B. Sales and F&I Departments

1.                  Customer file folders or customer information cannot be left lying around.  All customer information must be put away in locked file drawers.

2.                  All information faxed must be watched to make sure that no information is left on or by fax machines.

3.                  The F&I Department must keep its offices locked at night.  They cannot leave a customer alone in their office if they have other customer information left out.  All customer information should be in locked file cabinets if respective manager or salespeople are not in their office.

C. Service, Body Shop, Parts Departments and Best Rentals

1.                  Make sure only authorized personnel have access to customer information.

2.                  At times, a customer will give a credit card number over the phone.  Make sure the customer credit card number is destroyed after it is run through the credit card machine.

3.                  All tickets on Saturday that are processed have to be put away because they may contain customer credit numbers, copies of driver’s licenses, and/or checks with drivers license information and other such customer information attached to them.

D. Main Office

1.                  All file cabinets must be locked at night.

2.                  All credit card slips must be locked up.

3.                  Only authorized employees have computer access to customer information.

4.                  Prior year customer deals are currently in the back area and are bar locked.  The keys are in the office or in the F&I Department.  The Sales Department is requested not to remove the entire file but to write down or copy needed information only.

5.                  All prior customer deal folders are stored above the Parts Department.  Only authorized personnel are allowed in the Parts Department.  When unattended, the Parts Department is locked.

COMPUTER SAFEGUARDING

1.                  Employees are not allowed to give out their password(s).

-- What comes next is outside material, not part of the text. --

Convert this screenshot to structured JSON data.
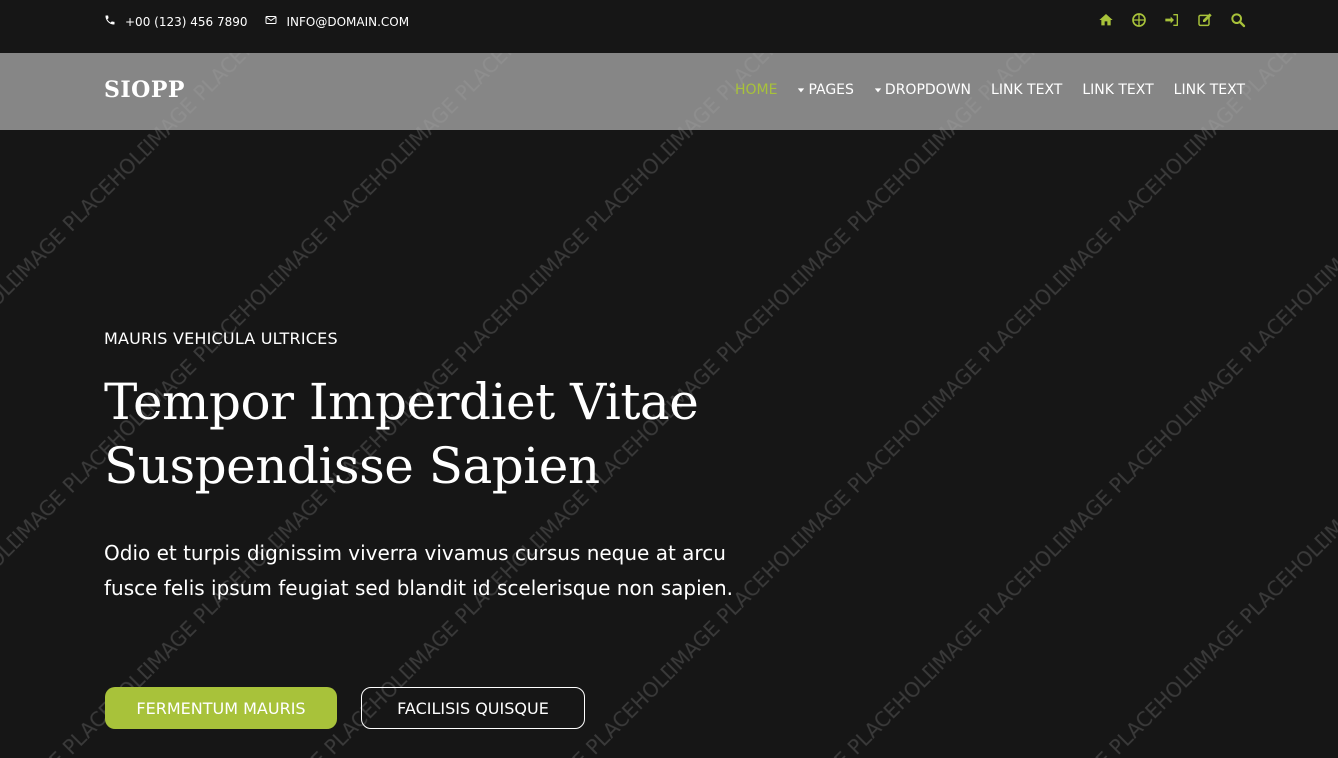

2.                  Make sure all terminals have a password protected screensaver.

3.                  All passwords should be at least five characters long.

4.                  All companies that have dial-up permission must abide by our privacy rules.

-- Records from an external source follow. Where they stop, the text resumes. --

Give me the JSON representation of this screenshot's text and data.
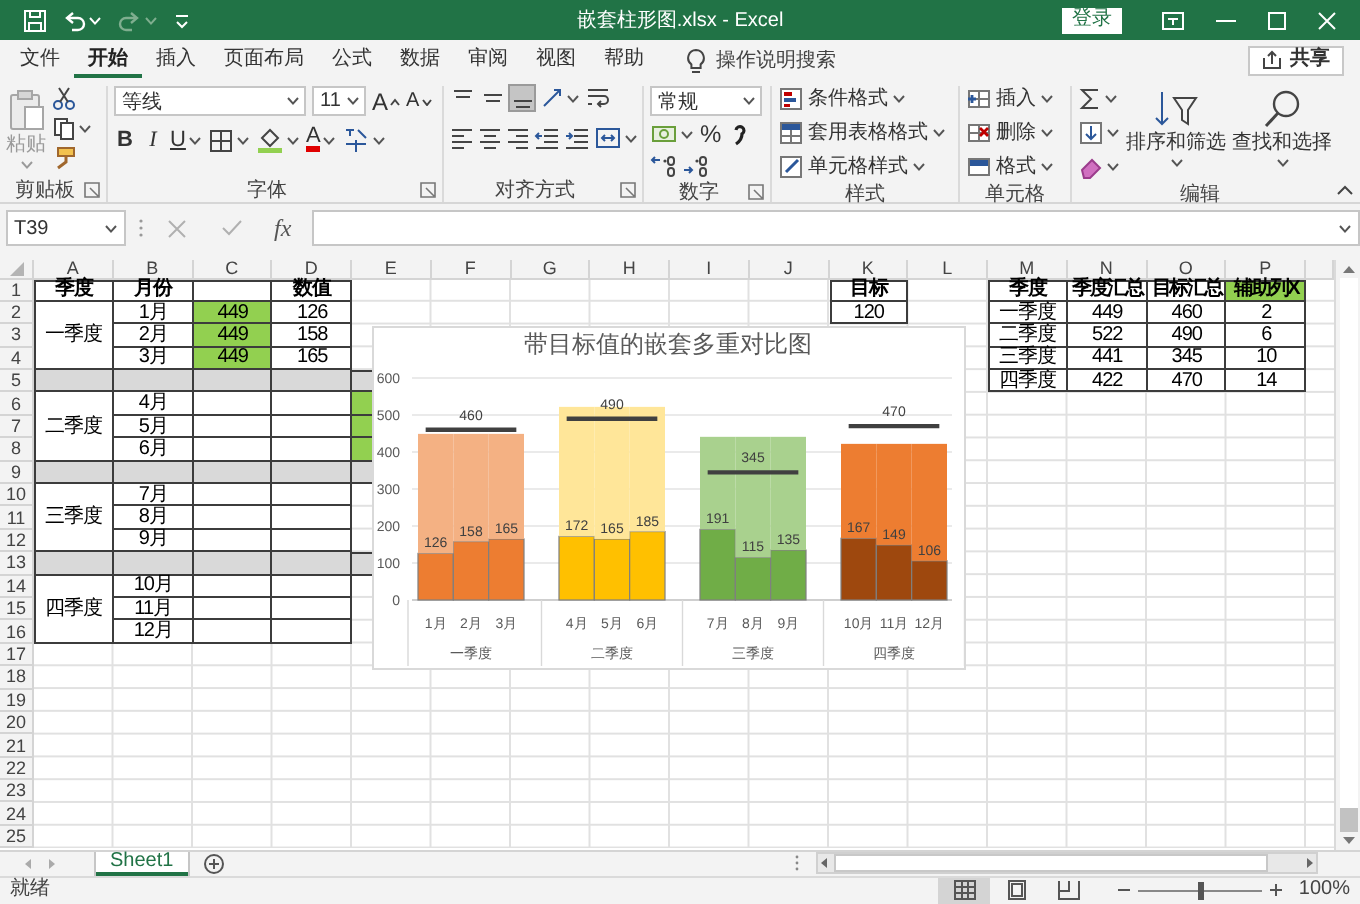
{
  "window": {
    "title": "嵌套柱形图.xlsx - Excel",
    "login_button": "登录"
  },
  "quick_access": {
    "redo": {
      "disabled": true
    }
  },
  "menu": {
    "tabs": [
      {
        "label": "文件",
        "selected": false
      },
      {
        "label": "开始",
        "selected": true
      },
      {
        "label": "插入",
        "selected": false
      },
      {
        "label": "页面布局",
        "selected": false
      },
      {
        "label": "公式",
        "selected": false
      },
      {
        "label": "数据",
        "selected": false
      },
      {
        "label": "审阅",
        "selected": false
      },
      {
        "label": "视图",
        "selected": false
      },
      {
        "label": "帮助",
        "selected": false
      }
    ],
    "search": {
      "placeholder": "操作说明搜索"
    },
    "share_button": "共享"
  },
  "ribbon": {
    "clipboard": {
      "label": "剪贴板",
      "paste": {
        "label": "粘贴",
        "disabled": true
      }
    },
    "font": {
      "label": "字体",
      "font_name": "等线",
      "font_size": "11",
      "grow": "A",
      "shrink": "A",
      "bold": "B",
      "italic": "I",
      "underline": "U",
      "font_color": "A"
    },
    "alignment": {
      "label": "对齐方式",
      "vertical": [
        {
          "selected": false
        },
        {
          "selected": false
        },
        {
          "selected": true
        }
      ]
    },
    "number": {
      "label": "数字",
      "format": "常规",
      "percent": "%"
    },
    "styles": {
      "label": "样式",
      "items": [
        "条件格式",
        "套用表格格式",
        "单元格样式"
      ]
    },
    "cells": {
      "label": "单元格",
      "items": [
        "插入",
        "删除",
        "格式"
      ]
    },
    "editing": {
      "label": "编辑",
      "items": [
        "排序和筛选",
        "查找和选择"
      ]
    }
  },
  "formula_bar": {
    "name_box": "T39",
    "cancel": {
      "disabled": true
    },
    "enter": {
      "disabled": true
    },
    "function": "fx"
  },
  "sheet": {
    "columns": [
      "A",
      "B",
      "C",
      "D",
      "E",
      "F",
      "G",
      "H",
      "I",
      "J",
      "K",
      "L",
      "M",
      "N",
      "O",
      "P"
    ],
    "rows": [
      {
        "header": "1",
        "cells": [
          {
            "kind": "table",
            "text": "季度",
            "bold": true
          },
          {
            "kind": "table",
            "text": "月份",
            "bold": true
          },
          {
            "kind": "table"
          },
          {
            "kind": "table",
            "text": "数值",
            "bold": true
          },
          {
            "kind": "plain"
          },
          {
            "kind": "plain"
          },
          {
            "kind": "plain"
          },
          {
            "kind": "plain"
          },
          {
            "kind": "plain"
          },
          {
            "kind": "plain"
          },
          {
            "kind": "table",
            "text": "目标",
            "bold": true
          },
          {
            "kind": "plain"
          },
          {
            "kind": "table",
            "text": "季度",
            "bold": true
          },
          {
            "kind": "table",
            "text": "季度汇总",
            "bold": true
          },
          {
            "kind": "table",
            "text": "目标汇总",
            "bold": true
          },
          {
            "kind": "table",
            "text": "辅助列X",
            "bold": true,
            "color": "#92d050"
          }
        ]
      },
      {
        "header": "2",
        "cells": [
          {
            "kind": "merged",
            "text": "一季度"
          },
          {
            "kind": "table",
            "text": "1月"
          },
          {
            "kind": "table",
            "text": "449",
            "color": "#92d050"
          },
          {
            "kind": "table",
            "text": "126"
          },
          {
            "kind": "plain"
          },
          {
            "kind": "plain"
          },
          {
            "kind": "plain"
          },
          {
            "kind": "plain"
          },
          {
            "kind": "plain"
          },
          {
            "kind": "plain"
          },
          {
            "kind": "table",
            "text": "120"
          },
          {
            "kind": "plain"
          },
          {
            "kind": "table",
            "text": "一季度"
          },
          {
            "kind": "table",
            "text": "449"
          },
          {
            "kind": "table",
            "text": "460"
          },
          {
            "kind": "table",
            "text": "2"
          }
        ]
      },
      {
        "header": "3",
        "cells": [
          {
            "kind": "covered"
          },
          {
            "kind": "table",
            "text": "2月"
          },
          {
            "kind": "table",
            "text": "449",
            "color": "#92d050"
          },
          {
            "kind": "table",
            "text": "158"
          },
          {
            "kind": "plain"
          },
          {
            "kind": "plain"
          },
          {
            "kind": "plain"
          },
          {
            "kind": "plain"
          },
          {
            "kind": "plain"
          },
          {
            "kind": "plain"
          },
          {
            "kind": "plain"
          },
          {
            "kind": "plain"
          },
          {
            "kind": "table",
            "text": "二季度"
          },
          {
            "kind": "table",
            "text": "522"
          },
          {
            "kind": "table",
            "text": "490"
          },
          {
            "kind": "table",
            "text": "6"
          }
        ]
      },
      {
        "header": "4",
        "cells": [
          {
            "kind": "covered"
          },
          {
            "kind": "table",
            "text": "3月"
          },
          {
            "kind": "table",
            "text": "449",
            "color": "#92d050"
          },
          {
            "kind": "table",
            "text": "165"
          },
          {
            "kind": "plain"
          },
          {
            "kind": "plain"
          },
          {
            "kind": "plain"
          },
          {
            "kind": "plain"
          },
          {
            "kind": "plain"
          },
          {
            "kind": "plain"
          },
          {
            "kind": "plain"
          },
          {
            "kind": "plain"
          },
          {
            "kind": "table",
            "text": "三季度"
          },
          {
            "kind": "table",
            "text": "441"
          },
          {
            "kind": "table",
            "text": "345"
          },
          {
            "kind": "table",
            "text": "10"
          }
        ]
      },
      {
        "header": "5",
        "cells": [
          {
            "kind": "table",
            "color": "#d9d9d9"
          },
          {
            "kind": "table",
            "color": "#d9d9d9"
          },
          {
            "kind": "table",
            "color": "#d9d9d9"
          },
          {
            "kind": "table",
            "color": "#d9d9d9"
          },
          {
            "kind": "table",
            "color": "#d9d9d9"
          },
          {
            "kind": "plain"
          },
          {
            "kind": "plain"
          },
          {
            "kind": "plain"
          },
          {
            "kind": "plain"
          },
          {
            "kind": "plain"
          },
          {
            "kind": "plain"
          },
          {
            "kind": "plain"
          },
          {
            "kind": "table",
            "text": "四季度"
          },
          {
            "kind": "table",
            "text": "422"
          },
          {
            "kind": "table",
            "text": "470"
          },
          {
            "kind": "table",
            "text": "14"
          }
        ]
      },
      {
        "header": "6",
        "cells": [
          {
            "kind": "merged",
            "text": "二季度"
          },
          {
            "kind": "table",
            "text": "4月"
          },
          {
            "kind": "table"
          },
          {
            "kind": "table"
          },
          {
            "kind": "table",
            "color": "#92d050"
          }
        ]
      },
      {
        "header": "7",
        "cells": [
          {
            "kind": "covered"
          },
          {
            "kind": "table",
            "text": "5月"
          },
          {
            "kind": "table"
          },
          {
            "kind": "table"
          },
          {
            "kind": "table",
            "color": "#92d050"
          }
        ]
      },
      {
        "header": "8",
        "cells": [
          {
            "kind": "covered"
          },
          {
            "kind": "table",
            "text": "6月"
          },
          {
            "kind": "table"
          },
          {
            "kind": "table"
          },
          {
            "kind": "table",
            "color": "#92d050"
          }
        ]
      },
      {
        "header": "9",
        "cells": [
          {
            "kind": "table",
            "color": "#d9d9d9"
          },
          {
            "kind": "table",
            "color": "#d9d9d9"
          },
          {
            "kind": "table",
            "color": "#d9d9d9"
          },
          {
            "kind": "table",
            "color": "#d9d9d9"
          },
          {
            "kind": "table",
            "color": "#d9d9d9"
          }
        ]
      },
      {
        "header": "10",
        "cells": [
          {
            "kind": "merged",
            "text": "三季度"
          },
          {
            "kind": "table",
            "text": "7月"
          },
          {
            "kind": "table"
          },
          {
            "kind": "table"
          }
        ]
      },
      {
        "header": "11",
        "cells": [
          {
            "kind": "covered"
          },
          {
            "kind": "table",
            "text": "8月"
          },
          {
            "kind": "table"
          },
          {
            "kind": "table"
          }
        ]
      },
      {
        "header": "12",
        "cells": [
          {
            "kind": "covered"
          },
          {
            "kind": "table",
            "text": "9月"
          },
          {
            "kind": "table"
          },
          {
            "kind": "table"
          }
        ]
      },
      {
        "header": "13",
        "cells": [
          {
            "kind": "table",
            "color": "#d9d9d9"
          },
          {
            "kind": "table",
            "color": "#d9d9d9"
          },
          {
            "kind": "table",
            "color": "#d9d9d9"
          },
          {
            "kind": "table",
            "color": "#d9d9d9"
          },
          {
            "kind": "table",
            "color": "#d9d9d9"
          }
        ]
      },
      {
        "header": "14",
        "cells": [
          {
            "kind": "merged",
            "text": "四季度"
          },
          {
            "kind": "table",
            "text": "10月"
          },
          {
            "kind": "table"
          },
          {
            "kind": "table"
          }
        ]
      },
      {
        "header": "15",
        "cells": [
          {
            "kind": "covered"
          },
          {
            "kind": "table",
            "text": "11月"
          },
          {
            "kind": "table"
          },
          {
            "kind": "table"
          }
        ]
      },
      {
        "header": "16",
        "cells": [
          {
            "kind": "covered"
          },
          {
            "kind": "table",
            "text": "12月"
          },
          {
            "kind": "table"
          },
          {
            "kind": "table"
          }
        ]
      },
      {
        "header": "17"
      },
      {
        "header": "18"
      },
      {
        "header": "19"
      },
      {
        "header": "20"
      },
      {
        "header": "21"
      },
      {
        "header": "22"
      },
      {
        "header": "23"
      },
      {
        "header": "24"
      },
      {
        "header": "25"
      }
    ]
  },
  "chart": {
    "chart_data": {
      "type": "bar",
      "title": "带目标值的嵌套多重对比图",
      "categories": [
        "1月",
        "2月",
        "3月",
        "4月",
        "5月",
        "6月",
        "7月",
        "8月",
        "9月",
        "10月",
        "11月",
        "12月"
      ],
      "series": [
        {
          "type": "bar",
          "color": "#ed7d31",
          "values": [
            126,
            158,
            165,
            null,
            null,
            null,
            null,
            null,
            null,
            null,
            null,
            null
          ]
        },
        {
          "type": "bar",
          "color": "#ffc000",
          "values": [
            null,
            null,
            null,
            172,
            165,
            185,
            null,
            null,
            null,
            null,
            null,
            null
          ]
        },
        {
          "type": "bar",
          "color": "#70ad47",
          "values": [
            null,
            null,
            null,
            null,
            null,
            null,
            191,
            115,
            135,
            null,
            null,
            null
          ]
        },
        {
          "type": "bar",
          "color": "#9e480e",
          "values": [
            null,
            null,
            null,
            null,
            null,
            null,
            null,
            null,
            null,
            167,
            149,
            106
          ]
        },
        {
          "type": "bar",
          "color": "#f4b183",
          "data_labels": false,
          "values": [
            323,
            291,
            284,
            null,
            null,
            null,
            null,
            null,
            null,
            null,
            null,
            null
          ]
        },
        {
          "type": "bar",
          "color": "#ffe699",
          "data_labels": false,
          "values": [
            null,
            null,
            null,
            350,
            357,
            337,
            null,
            null,
            null,
            null,
            null,
            null
          ]
        },
        {
          "type": "bar",
          "color": "#a9d18e",
          "data_labels": false,
          "values": [
            null,
            null,
            null,
            null,
            null,
            null,
            250,
            326,
            306,
            null,
            null,
            null
          ]
        },
        {
          "type": "bar",
          "color": "#ed7d31",
          "data_labels": false,
          "values": [
            null,
            null,
            null,
            null,
            null,
            null,
            null,
            null,
            null,
            255,
            273,
            316
          ]
        },
        {
          "type": "line",
          "color": "#404040",
          "data_labels": false,
          "values": [
            460,
            460,
            460,
            null,
            null,
            null,
            null,
            null,
            null,
            null,
            null,
            null
          ]
        },
        {
          "type": "line",
          "color": "#404040",
          "data_labels": false,
          "values": [
            null,
            null,
            null,
            490,
            490,
            490,
            null,
            null,
            null,
            null,
            null,
            null
          ]
        },
        {
          "type": "line",
          "color": "#404040",
          "data_labels": false,
          "values": [
            null,
            null,
            null,
            null,
            null,
            null,
            345,
            345,
            345,
            null,
            null,
            null
          ]
        },
        {
          "type": "line",
          "color": "#404040",
          "data_labels": false,
          "values": [
            null,
            null,
            null,
            null,
            null,
            null,
            null,
            null,
            null,
            470,
            470,
            470
          ]
        }
      ],
      "ylim": [
        0,
        600
      ],
      "yticks": [
        0,
        100,
        200,
        300,
        400,
        500,
        600
      ],
      "grid": true,
      "stacked": true,
      "data_labels": true,
      "annotations": [
        {
          "text": "460",
          "x": "2月",
          "y": 460
        },
        {
          "text": "490",
          "x": "5月",
          "y": 490
        },
        {
          "text": "345",
          "x": "8月",
          "y": 345
        },
        {
          "text": "470",
          "x": "11月",
          "y": 470
        },
        "一季度",
        "二季度",
        "三季度",
        "四季度"
      ]
    }
  },
  "sheet_tabs": [
    {
      "label": "Sheet1",
      "selected": true
    }
  ],
  "status_bar": {
    "status": "就绪",
    "views": [
      {
        "selected": true
      },
      {
        "selected": false
      },
      {
        "selected": false
      }
    ],
    "zoom": {
      "level": 0.5,
      "reading": "100%"
    }
  }
}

5.                  All vendors that we no longer use must be deleted from the system.

6.                  All employees who are no longer employed must be deleted from our system.

7.                  Make sure we have current and up-to-date virus protection and firewalls so that no one can steal our customer base information.

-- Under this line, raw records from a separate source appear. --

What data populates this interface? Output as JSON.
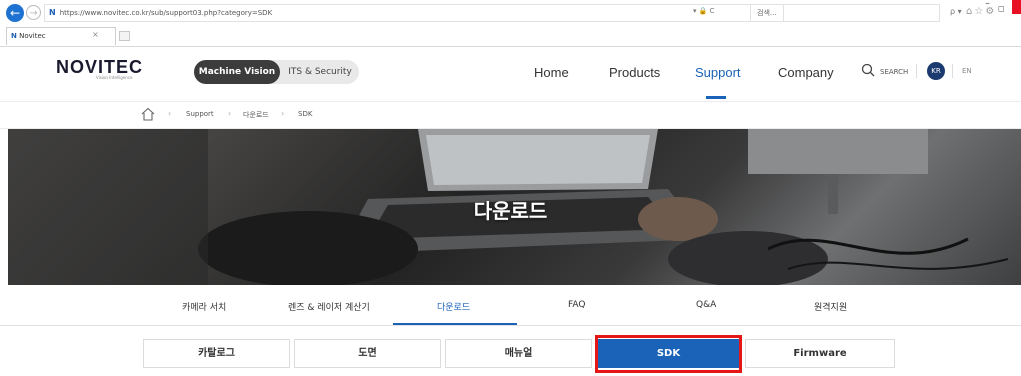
{
  "browser": {
    "url": "https://www.novitec.co.kr/sub/support03.php?category=SDK",
    "address_controls": "▾ 🔒 C",
    "search_placeholder": "검색...",
    "search_go": "ρ ▾",
    "tab_title": "Novitec",
    "favicon_letter": "N",
    "back_glyph": "←",
    "forward_glyph": "→"
  },
  "header": {
    "logo": "NOVITEC",
    "logo_tagline": "Vision Intelligence",
    "segments": [
      "Machine Vision",
      "ITS & Security"
    ],
    "nav": [
      "Home",
      "Products",
      "Support",
      "Company"
    ],
    "search_label": "SEARCH",
    "lang_active": "KR",
    "lang_other": "EN"
  },
  "breadcrumb": [
    "Support",
    "다운로드",
    "SDK"
  ],
  "hero": {
    "title": "다운로드"
  },
  "subnav": [
    "카메라 서치",
    "렌즈 & 레이저 계산기",
    "다운로드",
    "FAQ",
    "Q&A",
    "원격지원"
  ],
  "categories": [
    "카탈로그",
    "도면",
    "매뉴얼",
    "SDK",
    "Firmware"
  ],
  "colors": {
    "accent": "#1a63b8",
    "highlight": "#e51616"
  }
}
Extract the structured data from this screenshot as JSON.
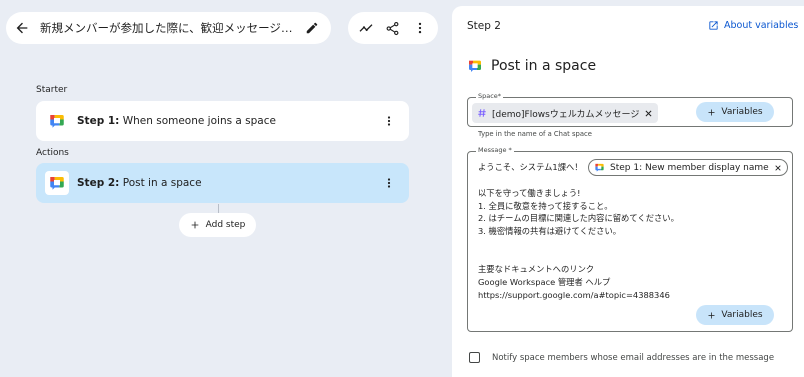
{
  "toolbar": {
    "flow_title": "新規メンバーが参加した際に、歓迎メッセージとチーム...",
    "icons": [
      "arrow-back-icon",
      "edit-pencil-icon",
      "activity-icon",
      "share-icon",
      "more-vert-icon"
    ]
  },
  "canvas": {
    "starter_label": "Starter",
    "actions_label": "Actions",
    "steps": [
      {
        "prefix": "Step 1:",
        "label": "When someone joins a space"
      },
      {
        "prefix": "Step 2:",
        "label": "Post in a space"
      }
    ],
    "add_step_label": "Add step"
  },
  "panel": {
    "step_label": "Step 2",
    "about_variables": "About variables",
    "title": "Post in a space",
    "space_field": {
      "label": "Space*",
      "chip": "[demo]Flowsウェルカムメッセージ",
      "variables_button": "Variables",
      "hint": "Type in the name of a Chat space"
    },
    "message_field": {
      "label": "Message *",
      "greeting": "ようこそ、システム1課へ！",
      "variable_chip": "Step 1: New member display name",
      "lines": [
        "以下を守って働きましょう!",
        "1. 全員に敬意を持って接すること。",
        "2. はチームの目標に関連した内容に留めてください。",
        "3. 機密情報の共有は避けてください。"
      ],
      "doc_lines": [
        "主要なドキュメントへのリンク",
        "Google Workspace 管理者 ヘルプ",
        "https://support.google.com/a#topic=4388346"
      ],
      "variables_button": "Variables"
    },
    "notify_label": "Notify space members whose email addresses are in the message",
    "accent_color": "#0b57d0",
    "selected_color": "#c8e6fb"
  }
}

8.                  Make sure any customer information that is transmitted by the Internet is monitored.

AUDITING AND EVALUATING THE PROGRAM

1.                  A daily spot check to make sure the files are not left on a salesperson’s desk.

2.                  Require offices and file cabinets to be locked.

3.                  Make sure all vendors and employees are deleted at termination.

4.                  Make sure the assigned programs that contain customer information are accessed by authorized personnel only.